Ev ofisinde “Telebasınç” artıyor


Araştırmacılar, mobil çalışmanın e-postaları “her zaman ve her yerde” hızlı bir şekilde kontrol etmeyi mümkün kıldığını açıklıyor. Bu, “aileyle akşam yemeği yerken, hafta sonlarında veya tatildeyken bile” anlamına gelir. İş ve özel yaşam arasındaki sınırların bu şekilde ihlal edilmesi, “telebaskı” olarak adlandırılan durumu da artırıyor. Bu, “çalışanların boş zamanlarında bile sürekli işe hazır olma ve iş gereksinimlerine hızlı bir şekilde yanıt verme konusunda hissettikleri baskıdır.” Bu daha sonra “tükenmişlik için önemli bir risk faktörü olan duygusal tükenmeyi” artırır. Başka bir araştırmaya göre çoğu Alman şirketi (yüzde 60,1), çalışanlarının tam olarak ofise dönmesi durumunda verimliliğin aynı kalmasını bekliyor.

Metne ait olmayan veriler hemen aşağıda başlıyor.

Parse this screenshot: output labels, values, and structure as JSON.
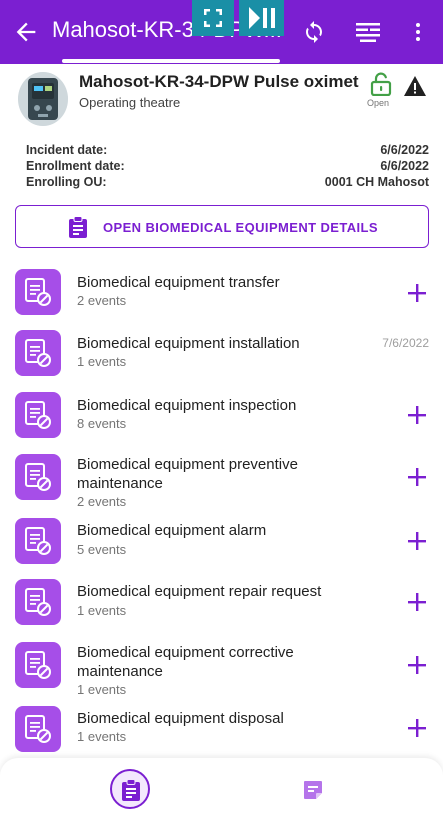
{
  "topbar": {
    "title": "Mahosot-KR-34-DPW...",
    "back_icon": "arrow-back-icon",
    "sync_icon": "sync-icon",
    "filter_icon": "filter-icon",
    "more_icon": "more-vert-icon"
  },
  "overlay": {
    "fullscreen_icon": "fullscreen-icon",
    "play_pause_icon": "play-pause-icon"
  },
  "header": {
    "name": "Mahosot-KR-34-DPW Pulse oximet",
    "subtitle": "Operating theatre",
    "lock_label": "Open",
    "lock_icon": "lock-open-icon",
    "warning_icon": "warning-icon"
  },
  "details": [
    {
      "label": "Incident date:",
      "value": "6/6/2022"
    },
    {
      "label": "Enrollment date:",
      "value": "6/6/2022"
    },
    {
      "label": "Enrolling OU:",
      "value": "0001 CH Mahosot"
    }
  ],
  "open_button": {
    "label": "OPEN BIOMEDICAL EQUIPMENT DETAILS",
    "icon": "clipboard-icon"
  },
  "stages": [
    {
      "name": "Biomedical equipment transfer",
      "count": "2 events",
      "action": "+"
    },
    {
      "name": "Biomedical equipment installation",
      "count": "1 events",
      "date": "7/6/2022"
    },
    {
      "name": "Biomedical equipment inspection",
      "count": "8 events",
      "action": "+"
    },
    {
      "name": "Biomedical equipment preventive maintenance",
      "count": "2 events",
      "action": "+"
    },
    {
      "name": "Biomedical equipment alarm",
      "count": "5 events",
      "action": "+"
    },
    {
      "name": "Biomedical equipment repair request",
      "count": "1 events",
      "action": "+"
    },
    {
      "name": "Biomedical equipment corrective maintenance",
      "count": "1 events",
      "action": "+"
    },
    {
      "name": "Biomedical equipment disposal",
      "count": "1 events",
      "action": "+"
    }
  ],
  "bottom_nav": {
    "dashboard_icon": "dashboard-clipboard-icon",
    "notes_icon": "notes-icon"
  },
  "colors": {
    "primary": "#7b1fd1",
    "stage_icon_bg": "#a64ee8",
    "lock_green": "#43a047"
  }
}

Son olarak yeni çalışma, bireylerin, yöneticilerin, ekiplerin ve kuruluşların ilgili zorluklarla nasıl başa çıktıklarının önemli olduğunu göstermeye devam ediyor; böylece “çalışanlar artan esnekliğin avantajlarından sağlıklı bir şekilde yararlanabilirler.” Uzmanlar örneğin boş zamanların “aktif” olmasını öneriyor. Her iş gününün başında yaratıcı sürece zihinsel olarak hazırlanmak gibi, iş ve kariyer arasında zamansal ve mekansal bir ayrım da faydalıdır. Yöneticiler, ekiplerin fiziksel mesafeye ve farklı ihtiyaçlara rağmen kendilerini bağlı hissetmelerini ve birlikte etkili bir şekilde çalışabilmelerini sağlamalıdır.

Anketin sekiz dalgasının tamamında yanıt verenlerin yaklaşık yüzde 60'ı uzaktan çalıştı. Analiz, evden çalışmanın pandeminin ötesinde de popüler olduğunu gösteriyor. Mobil çalışma isteği sabit kalıyor; haftada 2 ila 2,5 gün, evden çalışmak için tercih edilen haftalık saat sayısı olarak ortaya çıkıyor. Corona salgını sırasında fiili mobil çalışmanın oranı ilk dört dalgada ortalama yüzde 36'ya yükselirken (5 günlük haftada 1,8 iş gününe eşdeğer), son dönemde yüzde 28'e (1,4 güne eşdeğer) sabitlendi. Anket döneminin tamamı boyunca yanıt verenlerin yaklaşık yüzde 50'si sürekli olarak doğrudan üstlerinin ekip üyelerinin ofiste bulunmasına büyük önem verdiğini belirtti.